- Court: Court of Appeal of New Zealand
- Full case name: Invercargill City Council v Noel Gordon Hamlin
- Citation: [1994] 3 NZLR 513, [1996] 1 NZLR 513
- Transcript: Privy Council judgment

Court membership
- Judges sitting: Cooke P, Richardson J, McKay J

Keywords
- negligence

= Invercargill City Council v Hamlin =

Invercargill City Council v Hamlin [1994] 3 NZLR 513, [1996] 1 NZLR 513 is a cited case in New Zealand regarding council liability for negligent inspection, as well the issue in tort when the start period for the statute of limitations for a latent defect begins.

==Background==
Hamlin built a house in 1972 in Invercargill. 17 years later in 1989, Hamlin noticed cracks in his houses foundations.
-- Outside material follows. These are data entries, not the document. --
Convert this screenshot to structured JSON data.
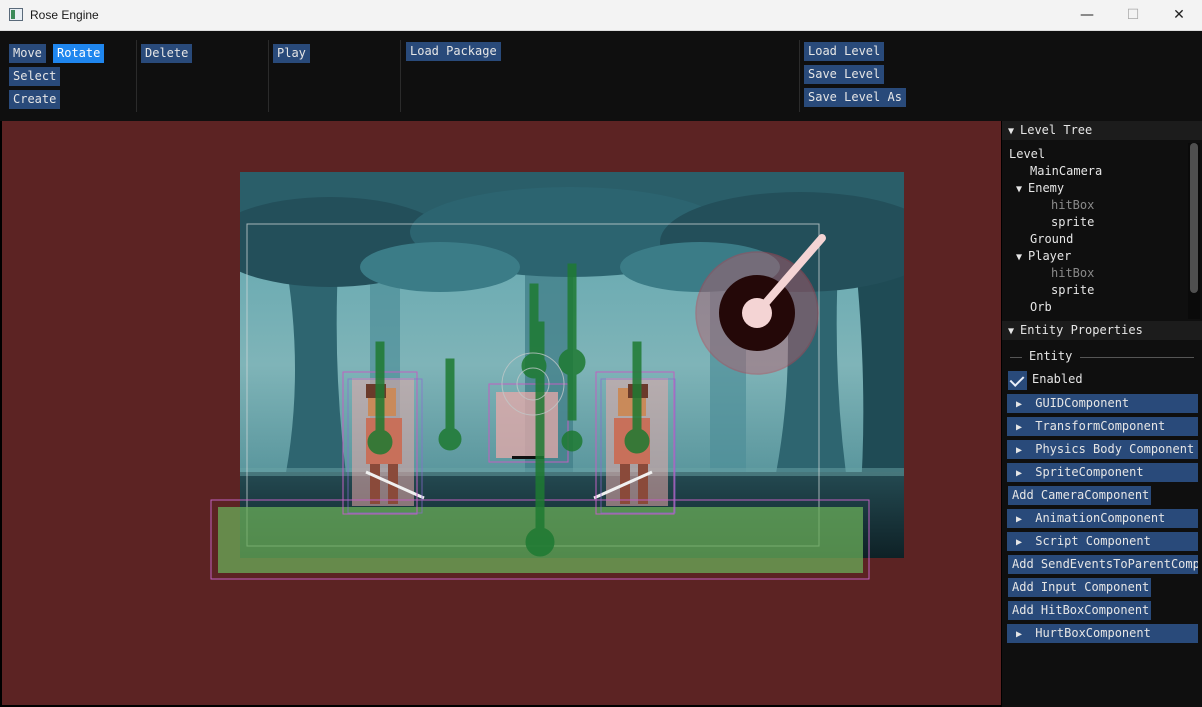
{
  "window": {
    "title": "Rose Engine",
    "minimize": "—",
    "maximize": "☐",
    "close": "✕"
  },
  "toolbar": {
    "move": "Move",
    "rotate": "Rotate",
    "select": "Select",
    "create": "Create",
    "delete": "Delete",
    "play": "Play",
    "load_package": "Load Package",
    "load_level": "Load Level",
    "save_level": "Save Level",
    "save_level_as": "Save Level As"
  },
  "level_tree": {
    "header": "Level Tree",
    "items": [
      {
        "label": "Level"
      },
      {
        "label": "MainCamera"
      },
      {
        "label": "Enemy"
      },
      {
        "label": "hitBox"
      },
      {
        "label": "sprite"
      },
      {
        "label": "Ground"
      },
      {
        "label": "Player"
      },
      {
        "label": "hitBox"
      },
      {
        "label": "sprite"
      },
      {
        "label": "Orb"
      }
    ]
  },
  "entity_properties": {
    "header": "Entity Properties",
    "section": "Entity",
    "enabled_label": "Enabled",
    "enabled": true,
    "components": [
      "GUIDComponent",
      "TransformComponent",
      "Physics Body Component",
      "SpriteComponent",
      "Add CameraComponent",
      "AnimationComponent",
      "Script Component",
      "Add SendEventsToParentComponent",
      "Add Input Component",
      "Add HitBoxComponent",
      "HurtBoxComponent"
    ]
  },
  "colors": {
    "viewport_bg": "#5c2323",
    "button": "#294a7a",
    "button_active": "#1f86ee",
    "gizmo_green": "#1e7a32",
    "selection": "#c060c0"
  }
}
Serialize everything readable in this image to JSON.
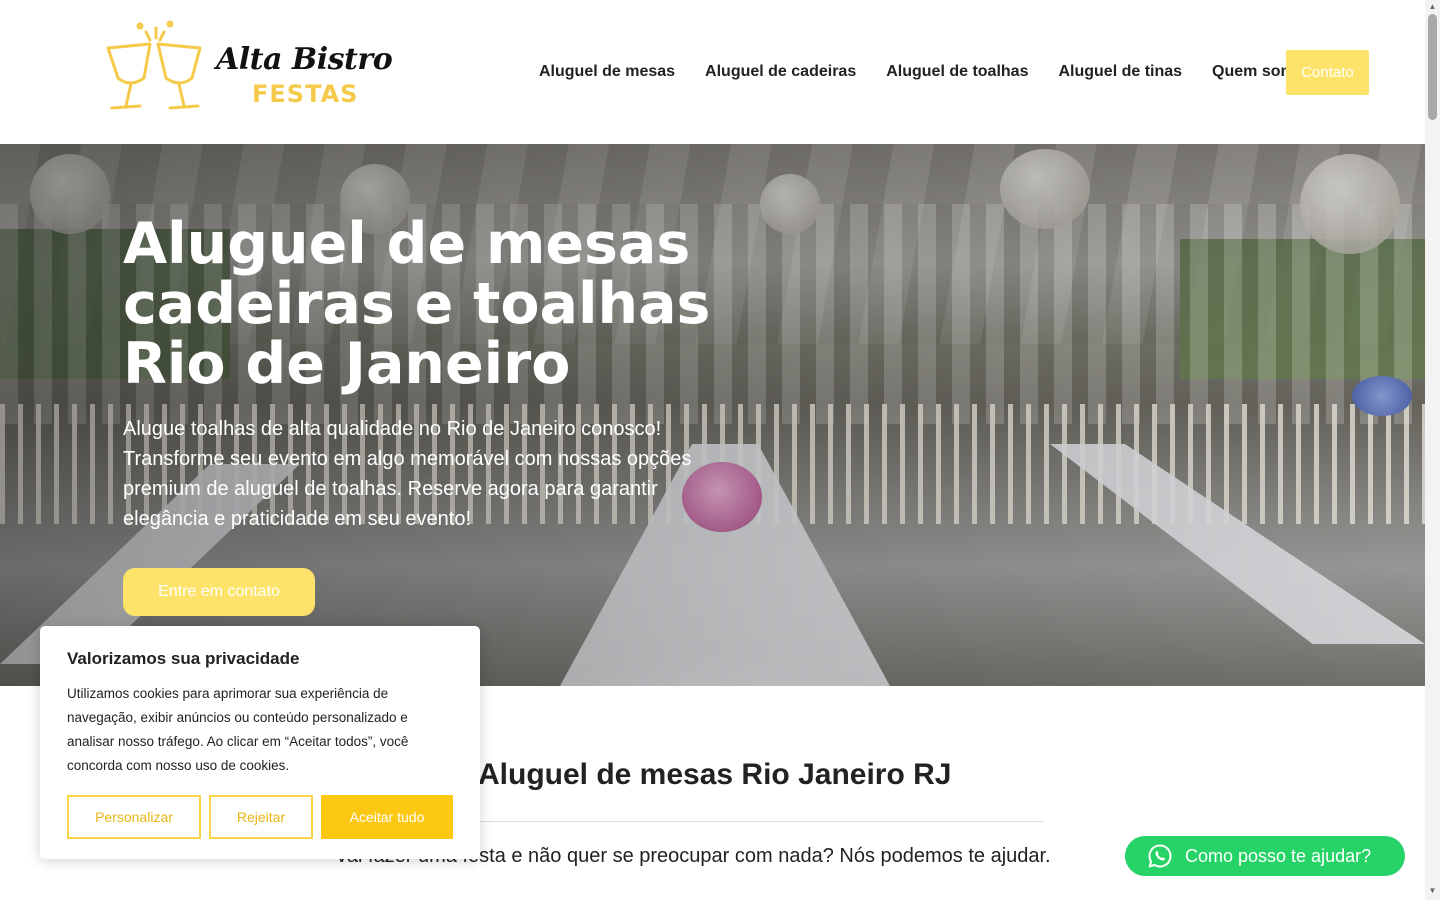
{
  "header": {
    "logo": {
      "line1": "Alta Bistro",
      "line2": "FESTAS",
      "icon": "champagne-glasses-icon"
    },
    "nav": [
      {
        "label": "Aluguel de mesas"
      },
      {
        "label": "Aluguel de cadeiras"
      },
      {
        "label": "Aluguel de toalhas"
      },
      {
        "label": "Aluguel de tinas"
      },
      {
        "label": "Quem somos"
      }
    ],
    "contact_label": "Contato"
  },
  "hero": {
    "title_lines": [
      "Aluguel de mesas",
      "cadeiras e toalhas",
      "Rio de Janeiro"
    ],
    "text": "Alugue toalhas de alta qualidade no Rio de Janeiro conosco! Transforme seu evento em algo memorável com nossas opções premium de aluguel de toalhas. Reserve agora para garantir elegância e praticidade em seu evento!",
    "cta_label": "Entre em contato"
  },
  "section": {
    "title": "Aluguel de mesas Rio Janeiro RJ",
    "text": "Vai fazer uma festa e não quer se preocupar com nada? Nós podemos te ajudar."
  },
  "cookie": {
    "title": "Valorizamos sua privacidade",
    "text": "Utilizamos cookies para aprimorar sua experiência de navegação, exibir anúncios ou conteúdo personalizado e analisar nosso tráfego. Ao clicar em “Aceitar todos”, você concorda com nosso uso de cookies.",
    "buttons": {
      "personalize": "Personalizar",
      "reject": "Rejeitar",
      "accept": "Aceitar tudo"
    }
  },
  "whatsapp": {
    "label": "Como posso te ajudar?",
    "icon": "whatsapp-icon"
  },
  "colors": {
    "accent": "#fde36a",
    "accent_strong": "#fcc814",
    "whatsapp": "#25d366"
  }
}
A subsequent builders report revealed the council had signed off building consent on the house when it had substandard foundations.

Hamlin sought compensation from the council, who refused to pay, claiming that a council does not owe a duty of care for building inspections, and even if it was, the council was not liable here, as the event happened 17 years, this claim was barred by the 6 year time limit under the Statute of Limitations.

==Held==
The High Court found the council liable, and awarded damages of $53,550. The council subsequently unsuccessfully appealed to the Court of Appeal, as well as the Privy Council.

Footnote: Section 393 (2) of The Building Act 2004 now limits such a claim to 10 years from the date of the act or omission giving rise to the claim.